Terveen Gill is a welcome newcomer to Literally Stories and has been reading and commenting the work for a few weeks now. On top of that she has taken the time and interest to submit this Rerun. Thank you Terveen.
Si, Papi, two simple Spanish words, mostly spoken as resigned agreement. Yet their evolution through the story marks their grim significance. A girl caught between feuding parents well understands the language of hatred. Her want of a better father keeps her connected to his dire situation. What jumps out at the reader is the sexual abuse the girl endures at the hands of her stepfather, a predator, yet a doting husband to the girl’s mother.
The impact of the last paragraph sends the reader into a state of mournful and wishful thinking. The girl’s persisting hope and visualization of her father’s turnaround and recognition of his fatherly duty makes one want to forgive bloodshed in the name of vanquishing evil.
Q. There’s a resounding ache in this story depicting a daughter’s muted devotion towards her disgruntled father. Is this inspired by mere imagination or is there a touch of reality to it?
Q. You chose an ending that leaves a gruesome image in the reader’s mind. How confident were you of your story and writing skills to consider pulling this off?

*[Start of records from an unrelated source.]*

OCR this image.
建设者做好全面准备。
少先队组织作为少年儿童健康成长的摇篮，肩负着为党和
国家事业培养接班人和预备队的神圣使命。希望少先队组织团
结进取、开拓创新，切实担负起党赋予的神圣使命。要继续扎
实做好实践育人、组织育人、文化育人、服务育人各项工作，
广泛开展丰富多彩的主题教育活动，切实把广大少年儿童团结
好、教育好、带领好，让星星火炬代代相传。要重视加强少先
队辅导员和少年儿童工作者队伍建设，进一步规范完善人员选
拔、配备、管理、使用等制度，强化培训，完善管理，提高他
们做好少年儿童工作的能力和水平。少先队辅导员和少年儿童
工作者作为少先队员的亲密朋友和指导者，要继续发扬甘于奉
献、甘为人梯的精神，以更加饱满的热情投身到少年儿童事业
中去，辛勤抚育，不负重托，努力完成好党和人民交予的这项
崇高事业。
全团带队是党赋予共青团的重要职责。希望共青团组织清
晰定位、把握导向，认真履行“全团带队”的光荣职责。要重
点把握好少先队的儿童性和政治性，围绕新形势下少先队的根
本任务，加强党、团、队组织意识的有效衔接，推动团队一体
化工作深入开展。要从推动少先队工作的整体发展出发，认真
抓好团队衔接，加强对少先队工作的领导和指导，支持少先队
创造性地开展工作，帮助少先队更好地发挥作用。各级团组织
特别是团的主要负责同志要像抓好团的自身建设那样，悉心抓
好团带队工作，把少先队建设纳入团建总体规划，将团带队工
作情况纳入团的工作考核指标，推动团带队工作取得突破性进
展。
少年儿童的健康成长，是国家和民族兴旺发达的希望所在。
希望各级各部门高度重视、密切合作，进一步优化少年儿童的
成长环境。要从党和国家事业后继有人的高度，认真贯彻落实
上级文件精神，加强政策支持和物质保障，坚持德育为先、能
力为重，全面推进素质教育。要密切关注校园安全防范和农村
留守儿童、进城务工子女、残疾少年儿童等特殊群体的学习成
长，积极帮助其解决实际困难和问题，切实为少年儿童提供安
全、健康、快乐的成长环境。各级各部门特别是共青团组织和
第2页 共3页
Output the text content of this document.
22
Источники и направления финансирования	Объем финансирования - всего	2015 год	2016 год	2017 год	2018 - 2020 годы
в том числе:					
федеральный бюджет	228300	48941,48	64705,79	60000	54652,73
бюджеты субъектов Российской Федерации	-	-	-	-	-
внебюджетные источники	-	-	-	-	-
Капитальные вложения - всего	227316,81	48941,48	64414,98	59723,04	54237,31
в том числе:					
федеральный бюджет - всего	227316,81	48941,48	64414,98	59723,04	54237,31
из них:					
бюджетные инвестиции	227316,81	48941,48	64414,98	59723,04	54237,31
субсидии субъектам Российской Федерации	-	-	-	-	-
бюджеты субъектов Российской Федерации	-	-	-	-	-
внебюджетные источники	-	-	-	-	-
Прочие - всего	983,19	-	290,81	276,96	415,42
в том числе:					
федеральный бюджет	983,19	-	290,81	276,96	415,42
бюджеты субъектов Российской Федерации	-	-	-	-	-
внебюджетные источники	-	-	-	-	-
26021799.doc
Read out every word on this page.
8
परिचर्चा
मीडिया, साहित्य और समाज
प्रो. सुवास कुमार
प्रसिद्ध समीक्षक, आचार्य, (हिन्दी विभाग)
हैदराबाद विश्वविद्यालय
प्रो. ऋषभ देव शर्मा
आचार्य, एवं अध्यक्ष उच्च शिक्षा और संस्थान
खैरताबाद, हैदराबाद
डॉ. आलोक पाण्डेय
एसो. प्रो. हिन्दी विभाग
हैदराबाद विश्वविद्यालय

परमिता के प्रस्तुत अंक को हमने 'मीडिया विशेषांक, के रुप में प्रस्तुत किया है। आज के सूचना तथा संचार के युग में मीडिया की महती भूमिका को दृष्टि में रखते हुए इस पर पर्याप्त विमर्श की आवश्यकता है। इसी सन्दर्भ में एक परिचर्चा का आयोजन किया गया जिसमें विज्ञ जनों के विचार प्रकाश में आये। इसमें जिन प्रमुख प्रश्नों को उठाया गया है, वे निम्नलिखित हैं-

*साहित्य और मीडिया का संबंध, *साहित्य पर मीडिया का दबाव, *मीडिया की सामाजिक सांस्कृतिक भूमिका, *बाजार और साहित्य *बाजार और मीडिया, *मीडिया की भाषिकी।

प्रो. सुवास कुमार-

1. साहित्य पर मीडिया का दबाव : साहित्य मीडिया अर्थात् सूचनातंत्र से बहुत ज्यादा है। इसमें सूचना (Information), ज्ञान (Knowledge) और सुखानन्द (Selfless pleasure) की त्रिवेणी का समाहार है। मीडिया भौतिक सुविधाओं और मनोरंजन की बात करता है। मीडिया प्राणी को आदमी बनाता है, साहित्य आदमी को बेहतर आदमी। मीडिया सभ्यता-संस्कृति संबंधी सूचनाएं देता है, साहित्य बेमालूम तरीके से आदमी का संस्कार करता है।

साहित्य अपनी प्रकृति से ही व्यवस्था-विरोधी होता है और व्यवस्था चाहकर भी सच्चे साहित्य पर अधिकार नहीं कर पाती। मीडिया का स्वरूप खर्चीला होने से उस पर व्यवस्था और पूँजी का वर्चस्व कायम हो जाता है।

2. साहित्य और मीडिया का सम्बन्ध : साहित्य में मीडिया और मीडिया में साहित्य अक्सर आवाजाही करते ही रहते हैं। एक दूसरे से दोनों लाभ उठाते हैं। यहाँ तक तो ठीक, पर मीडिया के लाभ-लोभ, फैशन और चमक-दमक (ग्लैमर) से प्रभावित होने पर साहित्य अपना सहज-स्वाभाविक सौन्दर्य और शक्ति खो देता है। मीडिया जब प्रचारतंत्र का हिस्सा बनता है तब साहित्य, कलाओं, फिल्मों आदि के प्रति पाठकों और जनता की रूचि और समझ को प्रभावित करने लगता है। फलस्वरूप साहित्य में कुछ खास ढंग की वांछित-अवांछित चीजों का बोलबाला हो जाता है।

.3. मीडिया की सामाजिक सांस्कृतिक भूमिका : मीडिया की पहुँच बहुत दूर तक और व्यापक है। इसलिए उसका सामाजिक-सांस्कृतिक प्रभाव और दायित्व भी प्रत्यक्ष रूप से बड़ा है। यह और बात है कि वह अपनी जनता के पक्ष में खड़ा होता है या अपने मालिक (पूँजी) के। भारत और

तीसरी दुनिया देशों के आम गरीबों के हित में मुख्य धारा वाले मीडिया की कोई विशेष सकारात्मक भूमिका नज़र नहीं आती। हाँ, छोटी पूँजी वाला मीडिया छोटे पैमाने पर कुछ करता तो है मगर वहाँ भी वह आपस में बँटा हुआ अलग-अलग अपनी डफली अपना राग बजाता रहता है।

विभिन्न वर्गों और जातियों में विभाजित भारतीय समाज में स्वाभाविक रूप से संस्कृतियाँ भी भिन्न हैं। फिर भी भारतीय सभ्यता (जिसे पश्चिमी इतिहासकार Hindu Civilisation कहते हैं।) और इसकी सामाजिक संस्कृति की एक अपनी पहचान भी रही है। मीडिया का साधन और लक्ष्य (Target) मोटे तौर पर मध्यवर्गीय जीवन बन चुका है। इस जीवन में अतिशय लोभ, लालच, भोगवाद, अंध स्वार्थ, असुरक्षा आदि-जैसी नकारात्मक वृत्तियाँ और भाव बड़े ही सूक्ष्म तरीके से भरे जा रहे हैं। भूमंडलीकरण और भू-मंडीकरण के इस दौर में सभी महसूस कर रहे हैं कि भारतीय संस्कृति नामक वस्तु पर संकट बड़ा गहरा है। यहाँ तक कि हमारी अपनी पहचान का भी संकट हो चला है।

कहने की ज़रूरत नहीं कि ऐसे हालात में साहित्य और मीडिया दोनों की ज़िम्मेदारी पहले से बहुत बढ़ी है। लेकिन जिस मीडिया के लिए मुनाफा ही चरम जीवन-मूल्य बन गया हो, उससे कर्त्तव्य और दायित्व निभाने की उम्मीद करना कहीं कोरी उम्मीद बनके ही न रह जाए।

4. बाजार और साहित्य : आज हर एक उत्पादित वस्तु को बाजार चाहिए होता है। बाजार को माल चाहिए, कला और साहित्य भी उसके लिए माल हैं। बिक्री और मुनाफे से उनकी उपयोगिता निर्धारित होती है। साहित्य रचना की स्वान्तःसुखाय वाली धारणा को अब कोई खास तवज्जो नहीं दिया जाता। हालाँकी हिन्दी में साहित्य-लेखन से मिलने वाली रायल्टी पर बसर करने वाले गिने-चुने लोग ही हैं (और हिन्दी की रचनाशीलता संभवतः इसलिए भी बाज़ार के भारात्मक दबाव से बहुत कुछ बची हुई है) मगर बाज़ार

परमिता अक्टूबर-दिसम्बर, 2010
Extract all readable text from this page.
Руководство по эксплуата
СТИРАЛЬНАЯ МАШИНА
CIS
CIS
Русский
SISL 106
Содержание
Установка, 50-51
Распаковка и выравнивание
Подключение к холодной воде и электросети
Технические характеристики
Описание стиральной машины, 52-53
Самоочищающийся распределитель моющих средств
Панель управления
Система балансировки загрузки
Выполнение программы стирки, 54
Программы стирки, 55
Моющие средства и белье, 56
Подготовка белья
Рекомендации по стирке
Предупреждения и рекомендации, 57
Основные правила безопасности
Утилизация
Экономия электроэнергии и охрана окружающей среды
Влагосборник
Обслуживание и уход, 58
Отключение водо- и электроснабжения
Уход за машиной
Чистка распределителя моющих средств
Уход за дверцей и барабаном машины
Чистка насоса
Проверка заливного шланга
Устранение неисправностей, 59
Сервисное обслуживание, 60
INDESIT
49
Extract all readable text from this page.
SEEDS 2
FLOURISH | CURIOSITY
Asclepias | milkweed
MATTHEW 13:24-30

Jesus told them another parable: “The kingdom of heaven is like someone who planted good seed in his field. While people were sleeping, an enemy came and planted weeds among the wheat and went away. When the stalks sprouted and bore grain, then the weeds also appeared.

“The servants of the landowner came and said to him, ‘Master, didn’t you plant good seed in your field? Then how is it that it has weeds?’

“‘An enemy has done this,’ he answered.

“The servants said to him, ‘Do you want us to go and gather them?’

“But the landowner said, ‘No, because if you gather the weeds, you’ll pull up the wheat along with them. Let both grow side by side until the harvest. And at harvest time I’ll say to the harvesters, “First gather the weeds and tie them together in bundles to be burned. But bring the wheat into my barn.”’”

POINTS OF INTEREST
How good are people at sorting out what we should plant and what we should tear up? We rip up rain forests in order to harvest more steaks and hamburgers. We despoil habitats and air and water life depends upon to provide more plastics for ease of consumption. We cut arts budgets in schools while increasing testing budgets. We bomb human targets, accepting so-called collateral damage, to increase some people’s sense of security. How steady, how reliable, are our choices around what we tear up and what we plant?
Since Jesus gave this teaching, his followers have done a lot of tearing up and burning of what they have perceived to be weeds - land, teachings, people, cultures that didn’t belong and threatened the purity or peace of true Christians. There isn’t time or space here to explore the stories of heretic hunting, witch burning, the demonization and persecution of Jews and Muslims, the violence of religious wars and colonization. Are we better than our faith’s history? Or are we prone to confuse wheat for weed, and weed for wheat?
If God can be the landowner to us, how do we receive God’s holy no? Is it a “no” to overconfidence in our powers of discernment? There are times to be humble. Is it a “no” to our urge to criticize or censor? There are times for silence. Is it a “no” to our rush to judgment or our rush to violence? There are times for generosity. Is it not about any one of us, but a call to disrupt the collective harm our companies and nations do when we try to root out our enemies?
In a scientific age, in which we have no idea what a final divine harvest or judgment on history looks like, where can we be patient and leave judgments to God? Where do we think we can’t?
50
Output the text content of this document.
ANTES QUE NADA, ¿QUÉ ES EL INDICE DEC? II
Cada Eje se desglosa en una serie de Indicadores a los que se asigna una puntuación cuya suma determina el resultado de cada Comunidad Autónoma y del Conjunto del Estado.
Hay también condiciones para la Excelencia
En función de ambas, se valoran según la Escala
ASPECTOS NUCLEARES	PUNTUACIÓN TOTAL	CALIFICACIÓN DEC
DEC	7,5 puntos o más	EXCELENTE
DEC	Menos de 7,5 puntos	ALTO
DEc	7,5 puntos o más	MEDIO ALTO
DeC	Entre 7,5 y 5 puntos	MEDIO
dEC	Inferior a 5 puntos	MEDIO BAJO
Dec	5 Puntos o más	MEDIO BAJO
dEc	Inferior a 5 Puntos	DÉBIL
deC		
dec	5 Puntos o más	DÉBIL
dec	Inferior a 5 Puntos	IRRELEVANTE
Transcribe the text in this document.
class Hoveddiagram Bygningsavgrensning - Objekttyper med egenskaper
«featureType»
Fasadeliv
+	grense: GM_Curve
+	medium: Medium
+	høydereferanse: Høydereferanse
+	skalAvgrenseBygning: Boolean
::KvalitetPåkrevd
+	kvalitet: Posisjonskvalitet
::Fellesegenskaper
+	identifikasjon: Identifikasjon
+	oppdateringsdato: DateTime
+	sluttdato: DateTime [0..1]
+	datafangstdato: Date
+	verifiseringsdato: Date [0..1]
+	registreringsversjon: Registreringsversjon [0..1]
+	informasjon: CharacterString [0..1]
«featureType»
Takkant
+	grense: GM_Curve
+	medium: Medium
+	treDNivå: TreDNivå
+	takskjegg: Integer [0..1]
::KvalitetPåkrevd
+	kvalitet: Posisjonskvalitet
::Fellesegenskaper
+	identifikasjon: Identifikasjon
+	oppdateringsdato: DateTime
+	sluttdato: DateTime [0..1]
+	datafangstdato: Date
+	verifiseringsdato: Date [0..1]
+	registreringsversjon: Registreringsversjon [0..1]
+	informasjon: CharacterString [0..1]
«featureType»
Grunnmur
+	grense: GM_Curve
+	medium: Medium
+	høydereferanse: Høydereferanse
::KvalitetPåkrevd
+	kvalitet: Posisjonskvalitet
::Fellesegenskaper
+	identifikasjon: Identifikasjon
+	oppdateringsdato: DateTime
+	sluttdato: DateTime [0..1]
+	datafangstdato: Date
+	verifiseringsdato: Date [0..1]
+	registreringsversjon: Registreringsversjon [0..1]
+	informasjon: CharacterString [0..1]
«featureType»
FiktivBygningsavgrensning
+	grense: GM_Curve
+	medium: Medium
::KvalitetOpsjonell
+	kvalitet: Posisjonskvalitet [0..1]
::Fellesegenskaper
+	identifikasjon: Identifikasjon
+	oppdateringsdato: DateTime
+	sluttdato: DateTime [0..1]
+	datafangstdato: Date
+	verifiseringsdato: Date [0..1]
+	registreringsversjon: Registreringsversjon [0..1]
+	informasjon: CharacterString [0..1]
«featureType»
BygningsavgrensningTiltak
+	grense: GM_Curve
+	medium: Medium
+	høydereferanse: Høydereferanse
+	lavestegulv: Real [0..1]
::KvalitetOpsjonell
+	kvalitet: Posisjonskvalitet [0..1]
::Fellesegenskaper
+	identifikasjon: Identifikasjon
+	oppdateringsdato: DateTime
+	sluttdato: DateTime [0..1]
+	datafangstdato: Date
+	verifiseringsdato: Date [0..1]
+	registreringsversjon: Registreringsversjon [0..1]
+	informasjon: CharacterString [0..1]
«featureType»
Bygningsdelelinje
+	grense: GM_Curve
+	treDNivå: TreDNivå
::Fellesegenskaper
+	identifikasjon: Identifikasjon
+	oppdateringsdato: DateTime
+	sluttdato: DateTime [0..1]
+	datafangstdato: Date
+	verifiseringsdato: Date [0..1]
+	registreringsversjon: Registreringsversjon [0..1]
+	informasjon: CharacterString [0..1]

I remember sitting at a pub when I wrote this. As far as truth, there is always truth in every story. I knew someone long ago who didn’t speak Spanish like her father so would answer “Si, Papi” without knowing what he’d ask. That’s about where the truth ends and fiction begins. As far as the hubris to choose that ending, it truly came to me on those rare and fleeting occasions of inspiration that we all search for but can only come organically. It just felt right.